Die Krümel auf dem Tisch legten Zeugnis davon ab, dass beide die Männer sich an den Keksen gütlich getan hatten, die Schale war inzwischen völlig geleert, und Jannik bedauerte im Stillen, gestern nicht noch Aufbackbrötchen besorgt zu haben, denn er hätte jetzt durchaus etwas zu essen vertragen können, das mehr war als ein kohlenhydrathaltiger Appetitanreger.
„Sag mal, zu essen habt ihr nichts im Haus, oder?", wollte er mit ein wenig Hoffnung in der Stimme wissen, vielleicht sorgte ja das Wunderwesen der sorgfältigen Chemiestudentin mittlerweile auch für einen gefüllten Kühlschrank.

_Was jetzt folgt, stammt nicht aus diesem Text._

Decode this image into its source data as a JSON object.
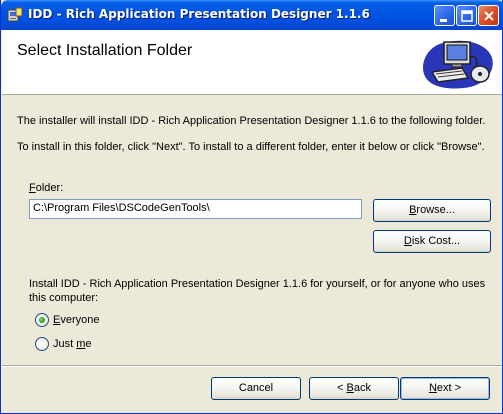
{
  "window": {
    "title": "IDD - Rich Application Presentation Designer 1.1.6",
    "title_bar_color": "#0054e3"
  },
  "header": {
    "title": "Select Installation Folder"
  },
  "body": {
    "line1": "The installer will install IDD - Rich Application Presentation Designer 1.1.6 to the following folder.",
    "line2": "To install in this folder, click \"Next\". To install to a different folder, enter it below or click \"Browse\"."
  },
  "folder": {
    "label_prefix": "",
    "label_accel": "F",
    "label_rest": "older:",
    "value": "C:\\Program Files\\DSCodeGenTools\\"
  },
  "buttons": {
    "browse_accel": "B",
    "browse_rest": "rowse...",
    "diskcost_accel": "D",
    "diskcost_rest": "isk Cost...",
    "cancel": "Cancel",
    "back_prefix": "< ",
    "back_accel": "B",
    "back_rest": "ack",
    "next_accel": "N",
    "next_rest": "ext >"
  },
  "install_for": {
    "description": "Install IDD - Rich Application Presentation Designer 1.1.6 for yourself, or for anyone who uses this computer:",
    "options": [
      {
        "accel": "E",
        "rest": "veryone",
        "selected": true
      },
      {
        "prefix": "Just ",
        "accel": "m",
        "rest": "e",
        "selected": false
      }
    ]
  }
}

„Ich glaube, Alex hat so Proteinjoghurts und Obst da", teilte Tobias gedankenlos mit, ohne sich näher mit dem Konzept von mein und dein zu befassen, wie Jannik nicht umhin kam zu bemerken – nicht, dass ihn dieses überraschen würde, sie waren in der WG immer von „Was da ist, kann genommen werden" ausgegangen, manchmal mit Folgen, die die Stimmung zwischen für ein Weilchen merklich beeinträchtigt hatten – doch angesichts der genannten Auswahl verzog Jannik schmerzhaft das Gesicht.
„Eine Pizza kann ich dir anbieten", fiel Tobias ein und er schlug kopfschüttelnd mit der flachen Hand auf den Tisch, „Wie konnte ich das vergessen."
Ohne Janniks Antwort abzuwarten stand er auf und schob zwei Pizzen in den Backofen, und dann wandte sich das Gespräch schließlich Janniks neuer Tätigkeit zu.
„Nun erzähl mal, wie isses in Berlin, wie ist der Job?"